Hyperscale Data Management
The largest deployments of cloud DBMSs have reached the hyperscale level where a single database manages petabytes of data across hundreds to thousands of machines. At this scale, communication is crucial to efficiency as massive amounts of data are moved between components through the data center network. Network internals, such as topology, routing, congestion control, and packet processing are generating fast-increasing effect on end-to-end data processing performance. Yet, DBMSs treat the network as a black box. In this research, we investigate how data center networks can possibly speed up/slow down cloud data processing and build network-aware DBMSs and DBMS-friendly networks to sustain high efficiency for hyperscale data management.
Disaggregated Data Management
Cloud providers are embarking on a brave journey to evolve their infrastructures into disaggregated data centers (DDCs). Unlike traditional monolithic servers that are aggregates of compute, memory, and storage, hardware resources of different types in DDCs are physically separated, managed in independent resource pools, and connected via fast networking. Disaggregation solves many critical issues of existing data centers, but data-intensive systems suffer from new challenges. In this research, we study the implications of resource disaggregation and codesign data systems and cloud infrastructure to unlock the full benefits of disaggregation.

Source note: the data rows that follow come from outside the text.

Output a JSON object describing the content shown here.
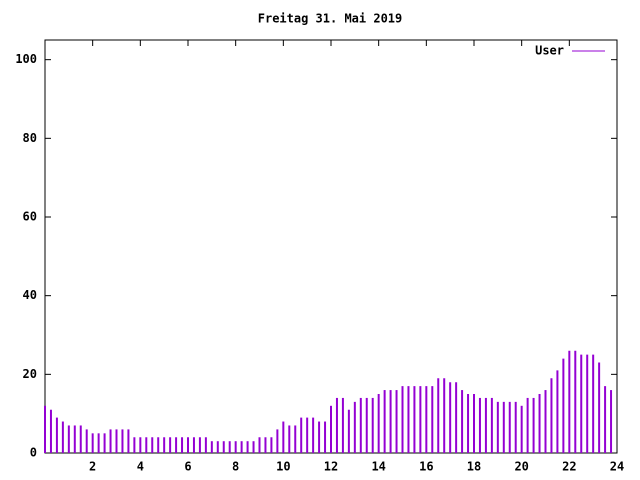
{
  "chart_data": {
    "type": "impulse",
    "title": "Freitag 31. Mai 2019",
    "series": [
      {
        "name": "User",
        "color": "#9400d3",
        "values": [
          12,
          11,
          9,
          8,
          7,
          7,
          7,
          6,
          5,
          5,
          5,
          6,
          6,
          6,
          6,
          4,
          4,
          4,
          4,
          4,
          4,
          4,
          4,
          4,
          4,
          4,
          4,
          4,
          3,
          3,
          3,
          3,
          3,
          3,
          3,
          3,
          4,
          4,
          4,
          6,
          8,
          7,
          7,
          9,
          9,
          9,
          8,
          8,
          12,
          14,
          14,
          11,
          13,
          14,
          14,
          14,
          15,
          16,
          16,
          16,
          17,
          17,
          17,
          17,
          17,
          17,
          19,
          19,
          18,
          18,
          16,
          15,
          15,
          14,
          14,
          14,
          13,
          13,
          13,
          13,
          12,
          14,
          14,
          15,
          16,
          19,
          21,
          24,
          26,
          26,
          25,
          25,
          25,
          23,
          17,
          16
        ]
      }
    ],
    "x": [
      0,
      0.25,
      0.5,
      0.75,
      1,
      1.25,
      1.5,
      1.75,
      2,
      2.25,
      2.5,
      2.75,
      3,
      3.25,
      3.5,
      3.75,
      4,
      4.25,
      4.5,
      4.75,
      5,
      5.25,
      5.5,
      5.75,
      6,
      6.25,
      6.5,
      6.75,
      7,
      7.25,
      7.5,
      7.75,
      8,
      8.25,
      8.5,
      8.75,
      9,
      9.25,
      9.5,
      9.75,
      10,
      10.25,
      10.5,
      10.75,
      11,
      11.25,
      11.5,
      11.75,
      12,
      12.25,
      12.5,
      12.75,
      13,
      13.25,
      13.5,
      13.75,
      14,
      14.25,
      14.5,
      14.75,
      15,
      15.25,
      15.5,
      15.75,
      16,
      16.25,
      16.5,
      16.75,
      17,
      17.25,
      17.5,
      17.75,
      18,
      18.25,
      18.5,
      18.75,
      19,
      19.25,
      19.5,
      19.75,
      20,
      20.25,
      20.5,
      20.75,
      21,
      21.25,
      21.5,
      21.75,
      22,
      22.25,
      22.5,
      22.75,
      23,
      23.25,
      23.5,
      23.75
    ],
    "xlim": [
      0,
      24
    ],
    "xticks": [
      2,
      4,
      6,
      8,
      10,
      12,
      14,
      16,
      18,
      20,
      22,
      24
    ],
    "ylim": [
      0,
      105
    ],
    "yticks": [
      0,
      20,
      40,
      60,
      80,
      100
    ],
    "legend": "top-right"
  }
}
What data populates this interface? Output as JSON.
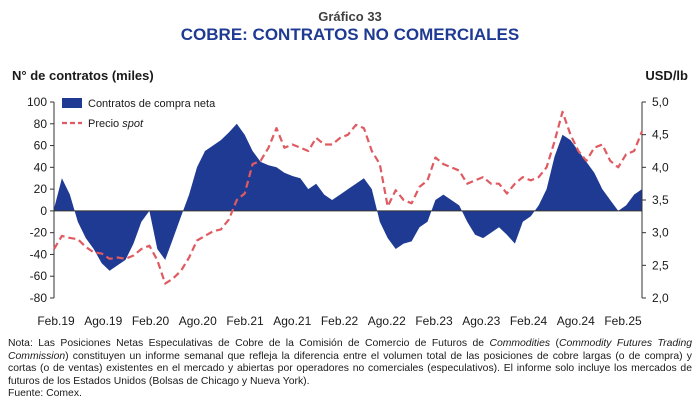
{
  "header": {
    "overline": "Gráfico 33",
    "title": "COBRE: CONTRATOS NO COMERCIALES"
  },
  "chart_data": {
    "type": "area",
    "title": "COBRE: CONTRATOS NO COMERCIALES",
    "ylabel_left": "N° de contratos (miles)",
    "ylabel_right": "USD/lb",
    "left_axis": {
      "min": -80,
      "max": 100,
      "ticks": [
        "100",
        "80",
        "60",
        "40",
        "20",
        "0",
        "-20",
        "-40",
        "-60",
        "-80"
      ]
    },
    "right_axis": {
      "min": 2.0,
      "max": 5.0,
      "ticks": [
        "5,0",
        "4,5",
        "4,0",
        "3,5",
        "3,0",
        "2,5",
        "2,0"
      ]
    },
    "x_ticks": [
      "Feb.19",
      "Ago.19",
      "Feb.20",
      "Ago.20",
      "Feb.21",
      "Ago.21",
      "Feb.22",
      "Ago.22",
      "Feb.23",
      "Ago.23",
      "Feb.24",
      "Ago.24",
      "Feb.25"
    ],
    "x_start": "2019-01",
    "x_end": "2025-03",
    "legend": {
      "placement": "top-left"
    },
    "series": [
      {
        "name": "Contratos de compra neta",
        "axis": "left",
        "style": "area",
        "color": "#1f3a93",
        "points": [
          [
            "2019-01",
            2
          ],
          [
            "2019-02",
            30
          ],
          [
            "2019-03",
            15
          ],
          [
            "2019-04",
            -10
          ],
          [
            "2019-05",
            -25
          ],
          [
            "2019-06",
            -35
          ],
          [
            "2019-07",
            -48
          ],
          [
            "2019-08",
            -55
          ],
          [
            "2019-09",
            -50
          ],
          [
            "2019-10",
            -45
          ],
          [
            "2019-11",
            -30
          ],
          [
            "2019-12",
            -10
          ],
          [
            "2020-01",
            0
          ],
          [
            "2020-02",
            -35
          ],
          [
            "2020-03",
            -45
          ],
          [
            "2020-04",
            -25
          ],
          [
            "2020-05",
            -5
          ],
          [
            "2020-06",
            15
          ],
          [
            "2020-07",
            40
          ],
          [
            "2020-08",
            55
          ],
          [
            "2020-09",
            60
          ],
          [
            "2020-10",
            65
          ],
          [
            "2020-11",
            72
          ],
          [
            "2020-12",
            80
          ],
          [
            "2021-01",
            70
          ],
          [
            "2021-02",
            55
          ],
          [
            "2021-03",
            45
          ],
          [
            "2021-04",
            42
          ],
          [
            "2021-05",
            40
          ],
          [
            "2021-06",
            35
          ],
          [
            "2021-07",
            32
          ],
          [
            "2021-08",
            30
          ],
          [
            "2021-09",
            20
          ],
          [
            "2021-10",
            25
          ],
          [
            "2021-11",
            15
          ],
          [
            "2021-12",
            10
          ],
          [
            "2022-01",
            15
          ],
          [
            "2022-02",
            20
          ],
          [
            "2022-03",
            25
          ],
          [
            "2022-04",
            30
          ],
          [
            "2022-05",
            20
          ],
          [
            "2022-06",
            -10
          ],
          [
            "2022-07",
            -25
          ],
          [
            "2022-08",
            -35
          ],
          [
            "2022-09",
            -30
          ],
          [
            "2022-10",
            -28
          ],
          [
            "2022-11",
            -15
          ],
          [
            "2022-12",
            -10
          ],
          [
            "2023-01",
            10
          ],
          [
            "2023-02",
            15
          ],
          [
            "2023-03",
            10
          ],
          [
            "2023-04",
            5
          ],
          [
            "2023-05",
            -10
          ],
          [
            "2023-06",
            -22
          ],
          [
            "2023-07",
            -25
          ],
          [
            "2023-08",
            -20
          ],
          [
            "2023-09",
            -15
          ],
          [
            "2023-10",
            -22
          ],
          [
            "2023-11",
            -30
          ],
          [
            "2023-12",
            -10
          ],
          [
            "2024-01",
            -5
          ],
          [
            "2024-02",
            5
          ],
          [
            "2024-03",
            20
          ],
          [
            "2024-04",
            50
          ],
          [
            "2024-05",
            70
          ],
          [
            "2024-06",
            65
          ],
          [
            "2024-07",
            55
          ],
          [
            "2024-08",
            45
          ],
          [
            "2024-09",
            35
          ],
          [
            "2024-10",
            20
          ],
          [
            "2024-11",
            10
          ],
          [
            "2024-12",
            0
          ],
          [
            "2025-01",
            5
          ],
          [
            "2025-02",
            15
          ],
          [
            "2025-03",
            20
          ]
        ]
      },
      {
        "name": "Precio spot",
        "axis": "right",
        "style": "dashed-line",
        "color": "#e05a62",
        "points": [
          [
            "2019-01",
            2.75
          ],
          [
            "2019-02",
            2.95
          ],
          [
            "2019-03",
            2.92
          ],
          [
            "2019-04",
            2.9
          ],
          [
            "2019-05",
            2.78
          ],
          [
            "2019-06",
            2.7
          ],
          [
            "2019-07",
            2.68
          ],
          [
            "2019-08",
            2.6
          ],
          [
            "2019-09",
            2.62
          ],
          [
            "2019-10",
            2.6
          ],
          [
            "2019-11",
            2.65
          ],
          [
            "2019-12",
            2.75
          ],
          [
            "2020-01",
            2.8
          ],
          [
            "2020-02",
            2.58
          ],
          [
            "2020-03",
            2.22
          ],
          [
            "2020-04",
            2.3
          ],
          [
            "2020-05",
            2.42
          ],
          [
            "2020-06",
            2.62
          ],
          [
            "2020-07",
            2.88
          ],
          [
            "2020-08",
            2.95
          ],
          [
            "2020-09",
            3.02
          ],
          [
            "2020-10",
            3.05
          ],
          [
            "2020-11",
            3.2
          ],
          [
            "2020-12",
            3.5
          ],
          [
            "2021-01",
            3.6
          ],
          [
            "2021-02",
            4.05
          ],
          [
            "2021-03",
            4.1
          ],
          [
            "2021-04",
            4.3
          ],
          [
            "2021-05",
            4.6
          ],
          [
            "2021-06",
            4.3
          ],
          [
            "2021-07",
            4.35
          ],
          [
            "2021-08",
            4.3
          ],
          [
            "2021-09",
            4.25
          ],
          [
            "2021-10",
            4.45
          ],
          [
            "2021-11",
            4.35
          ],
          [
            "2021-12",
            4.35
          ],
          [
            "2022-01",
            4.45
          ],
          [
            "2022-02",
            4.5
          ],
          [
            "2022-03",
            4.65
          ],
          [
            "2022-04",
            4.6
          ],
          [
            "2022-05",
            4.25
          ],
          [
            "2022-06",
            4.05
          ],
          [
            "2022-07",
            3.4
          ],
          [
            "2022-08",
            3.65
          ],
          [
            "2022-09",
            3.5
          ],
          [
            "2022-10",
            3.45
          ],
          [
            "2022-11",
            3.7
          ],
          [
            "2022-12",
            3.8
          ],
          [
            "2023-01",
            4.15
          ],
          [
            "2023-02",
            4.05
          ],
          [
            "2023-03",
            4.0
          ],
          [
            "2023-04",
            3.95
          ],
          [
            "2023-05",
            3.75
          ],
          [
            "2023-06",
            3.8
          ],
          [
            "2023-07",
            3.85
          ],
          [
            "2023-08",
            3.75
          ],
          [
            "2023-09",
            3.75
          ],
          [
            "2023-10",
            3.6
          ],
          [
            "2023-11",
            3.75
          ],
          [
            "2023-12",
            3.85
          ],
          [
            "2024-01",
            3.8
          ],
          [
            "2024-02",
            3.85
          ],
          [
            "2024-03",
            4.0
          ],
          [
            "2024-04",
            4.4
          ],
          [
            "2024-05",
            4.85
          ],
          [
            "2024-06",
            4.5
          ],
          [
            "2024-07",
            4.25
          ],
          [
            "2024-08",
            4.1
          ],
          [
            "2024-09",
            4.3
          ],
          [
            "2024-10",
            4.35
          ],
          [
            "2024-11",
            4.1
          ],
          [
            "2024-12",
            4.0
          ],
          [
            "2025-01",
            4.2
          ],
          [
            "2025-02",
            4.25
          ],
          [
            "2025-03",
            4.55
          ]
        ]
      }
    ]
  },
  "notes": {
    "nota": "Nota: Las Posiciones Netas Especulativas de Cobre de la Comisión de Comercio de Futuros de Commodities (Commodity Futures Trading Commission) constituyen un informe semanal que refleja la diferencia entre el volumen total de las posiciones de cobre largas (o de compra) y cortas (o de ventas) existentes en el mercado y abiertas por operadores no comerciales (especulativos). El informe solo incluye los mercados de futuros de los Estados Unidos (Bolsas de Chicago y Nueva York).",
    "fuente": "Fuente: Comex."
  }
}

Accelerated Data Management
The end of Dennard scaling and the slowdown of Moore's law have meant that advancing the performance of general-purpose processors is increasingly challenging. CPUs are not getting faster, but data growth is continuing. We hence face unprecedented needs for more efficient compute resources for data processing, which is a fundamental challenge in today's management of data. In this research, we rethink how data management systems and hardware interact and investigate how to best leverage widely available hardware accelerators in cloud data centers to improve the performance and cost of data tasks at scale.